Tactile had been a swear word in the Royal palaces of England for a generation until Eleanor had come upon the scene, first as HRH, the Duchess of Windsor in a small way, and then as Queen Consort, in a way that had made her the nation’s and the Empire’s Queen Mother almost overnight.
The King had taken the son of a maimed dockyard worker in his arms, Eleanor had embraced the boy’s mother, sat awhile with her holding her hand.
How on earth could people be so solicitous about us at such a dreadful time?
There were still people in England, within the Royal Household, the establishment and the Government, who disapproved of his and Eleanor’s ‘way of monarchy’. The diehards still imagined that in this modern, technological age when the globe was connected by radio and television, in which the gathering cry for self-determination and a loosening of the shackles of empires was daily shaping social and political changes unimagined only twenty years ago, that the Monarchy could somehow remain the unchanging, rigid monolith that it had been for centuries.

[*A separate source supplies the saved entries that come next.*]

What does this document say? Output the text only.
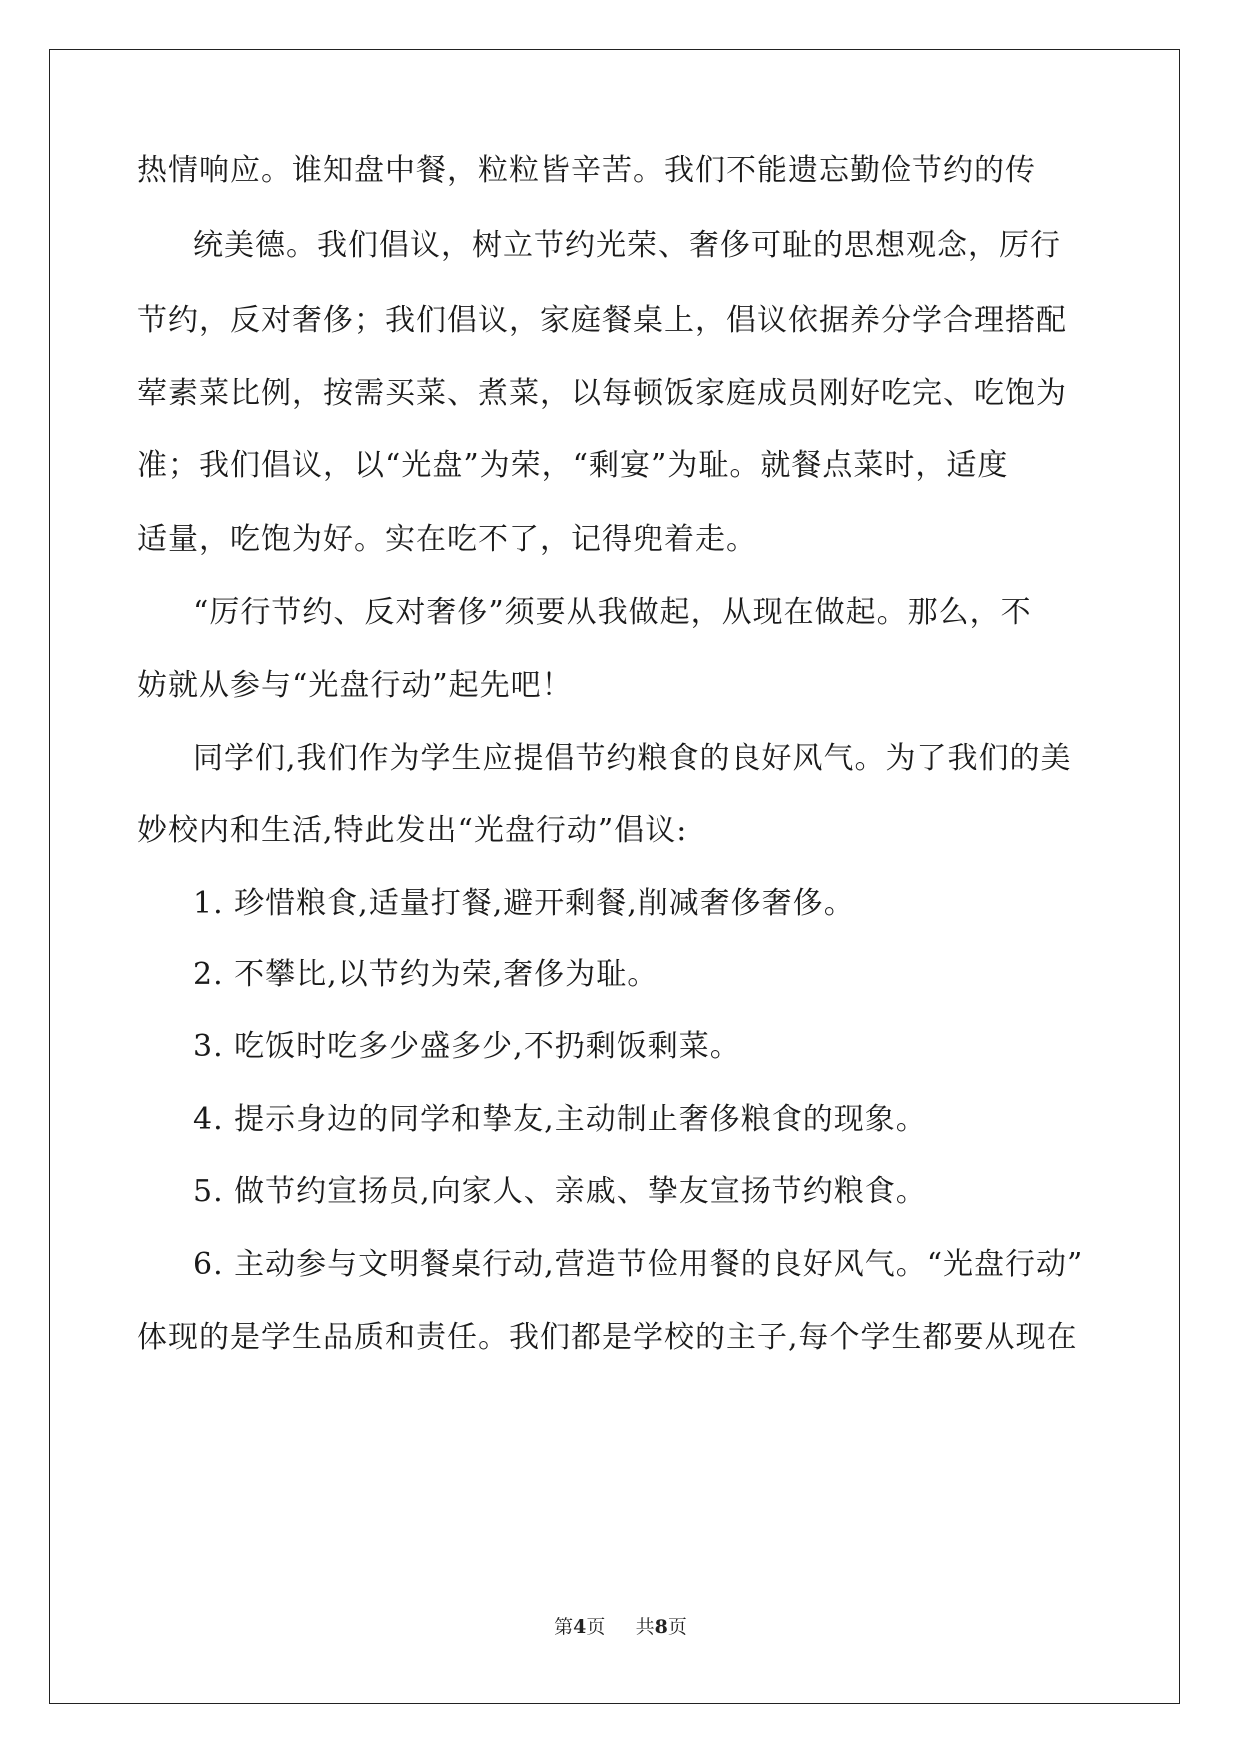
热情响应。谁知盘中餐，粒粒皆辛苦。我们不能遗忘勤俭节约的传
统美德。我们倡议，树立节约光荣、奢侈可耻的思想观念，厉行
节约，反对奢侈；我们倡议，家庭餐桌上，倡议依据养分学合理搭配
荤素菜比例，按需买菜、煮菜，以每顿饭家庭成员刚好吃完、吃饱为
准；我们倡议，以“光盘”为荣，“剩宴”为耻。就餐点菜时，适度
适量，吃饱为好。实在吃不了，记得兜着走。
“厉行节约、反对奢侈”须要从我做起，从现在做起。那么，不
妨就从参与“光盘行动”起先吧！
同学们,我们作为学生应提倡节约粮食的良好风气。为了我们的美
妙校内和生活,特此发出“光盘行动”倡议:
1. 珍惜粮食,适量打餐,避开剩餐,削减奢侈奢侈。
2. 不攀比,以节约为荣,奢侈为耻。
3. 吃饭时吃多少盛多少,不扔剩饭剩菜。
4. 提示身边的同学和挚友,主动制止奢侈粮食的现象。
5. 做节约宣扬员,向家人、亲戚、挚友宣扬节约粮食。
6. 主动参与文明餐桌行动,营造节俭用餐的良好风气。“光盘行动”
体现的是学生品质和责任。我们都是学校的主子,每个学生都要从现在
第4页 共8页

An enormous crowd had gathered on Gravesend Pier by the time the Royal Party returned to board the Cassandra.
“Don’t let go of my hand, my dear,” Eleanor murmured as they stepped out of the Rolls-Royce. She had dried up her tears on the short ride from the hospital. “I must look red-eyed and blotchy,” she sighed.
“Not a bit of it, my love!”
They went straight to the barrier where behind a line of infantrymen – regulars not militiamen – a throng of cheering men, women and children had awaited, patiently for a glimpse of the royal couple, possibly for many hours.